The paper provides a good method for identifying subgroups that do not align with known dataset subgroups. This may be very useful in evaluating the fairness of models once deployed and can be used in fairness monitoring.
- Reviewer confidence
Confident but not absolutely certain (3)
- [Post rebuttal] After reading the authors’ rebuttal, please state your final opinion of the paper.
N/A
- [Post rebuttal] Please justify your final decision from above.
N/A
Author Feedback
We thank all reviewers for their thorough evaluation of our paper, which provided valuable insights to enhance the manuscript’s clarity and rigor. We appreciate the reviewers praise of our work’s “clear, eloquent writing with strong motivation” (R1, R2, R3), “novel methodological contributions: purity metric and innovative use of synthetic artifacts (R2, R3)”, and our “solid empirical results and insightful comparative evaluations between CLIP and BiomedCLIP” (R1, R2). Below, we summarize our response to the reviewers’ main comments. A. Contributions (R1): To clarify our contributions, we will summarize them in the introduction and will revise the abstract to more explicitly highlight our novel evaluation strategies.
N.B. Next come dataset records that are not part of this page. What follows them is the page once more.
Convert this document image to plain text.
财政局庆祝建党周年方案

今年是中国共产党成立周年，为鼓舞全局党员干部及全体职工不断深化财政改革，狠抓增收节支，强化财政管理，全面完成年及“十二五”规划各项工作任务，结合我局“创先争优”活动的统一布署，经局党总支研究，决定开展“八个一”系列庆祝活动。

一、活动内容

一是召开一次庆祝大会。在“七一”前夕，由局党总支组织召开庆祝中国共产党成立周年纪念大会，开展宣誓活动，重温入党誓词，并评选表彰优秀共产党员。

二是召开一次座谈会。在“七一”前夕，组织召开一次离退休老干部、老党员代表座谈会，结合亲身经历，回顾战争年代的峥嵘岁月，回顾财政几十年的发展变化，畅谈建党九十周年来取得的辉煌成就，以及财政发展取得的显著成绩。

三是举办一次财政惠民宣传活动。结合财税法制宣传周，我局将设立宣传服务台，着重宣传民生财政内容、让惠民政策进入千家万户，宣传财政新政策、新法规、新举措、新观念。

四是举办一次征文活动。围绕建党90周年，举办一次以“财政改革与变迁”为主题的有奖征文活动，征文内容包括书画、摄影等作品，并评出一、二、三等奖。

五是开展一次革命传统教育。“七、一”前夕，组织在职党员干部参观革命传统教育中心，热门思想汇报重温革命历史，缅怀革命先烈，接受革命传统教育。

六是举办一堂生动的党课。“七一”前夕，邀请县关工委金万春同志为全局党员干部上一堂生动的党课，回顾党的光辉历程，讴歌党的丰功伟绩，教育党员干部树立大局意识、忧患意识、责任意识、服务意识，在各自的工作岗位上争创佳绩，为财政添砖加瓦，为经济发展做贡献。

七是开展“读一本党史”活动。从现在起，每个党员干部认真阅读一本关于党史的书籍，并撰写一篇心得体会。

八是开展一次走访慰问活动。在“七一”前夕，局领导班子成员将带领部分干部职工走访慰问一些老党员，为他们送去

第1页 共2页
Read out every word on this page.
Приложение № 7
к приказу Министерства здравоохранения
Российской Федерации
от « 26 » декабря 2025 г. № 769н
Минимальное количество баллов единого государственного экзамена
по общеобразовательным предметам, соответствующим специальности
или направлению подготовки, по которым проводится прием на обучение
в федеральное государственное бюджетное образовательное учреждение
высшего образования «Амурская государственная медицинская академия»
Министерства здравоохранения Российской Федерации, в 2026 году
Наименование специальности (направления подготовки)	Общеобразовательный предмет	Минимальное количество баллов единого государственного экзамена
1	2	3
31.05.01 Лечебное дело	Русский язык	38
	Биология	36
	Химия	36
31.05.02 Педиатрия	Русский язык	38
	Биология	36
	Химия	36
B. Detailed Subgroup Analysis (R1/R2): We will include subgroup sizes to clarify subgroup significance and sample distributions. As suggested, further statistical tests can strengthen our claims and will be conducted in a follow-up work. C. Choice of feature extractor (CLIP / BiomedCLIP) (R1, R3): Our reasons for using CLIP models were twofold: 1) we stay within a setting where DOMINO is known to perform well, and 2) it enables cleaner comparisons with domain-specific models, as we fix the architecture and focus on the effects of domain-specific training data. The interesting fact that we reached similar conclusions using both generalist and medical CLIP models motivated our current investigations into two key aspects, aligned with the reviewers’ suggestions: the impact of the feature extractor on the embeddings used in our analysis, and a more detailed comparison of the models themselves. These investigations are ongoing and will be presented in a follow-up work. D. Real-world Application and Mitigation Strategies (R3): We will expand the discussion section, addressing the practical utility of our findings.
Meta-Review
Meta-review #1
- Your recommendation
Provisional Accept
- If your recommendation is “Provisional Reject”, then summarize the factors that went into this decision. In case you deviate from the reviewers’ recommendations, explain in detail the reasons why. You do not need to provide a justification for a recommendation of “Provisional Accept” or “Invite for Rebuttal”.
Novel method/metric for subgroup discovery to identify performance disparities for subgroups not defined by available metadata. Although, the technical novelty is a bit limited (mostly an application of a slightly modified version of DOMINO) the topic is important, the paper is easy to read, and the evaluation is carried out nicely. The authors are encouraged to better clarify their exact contributions as suggested by the reviewers.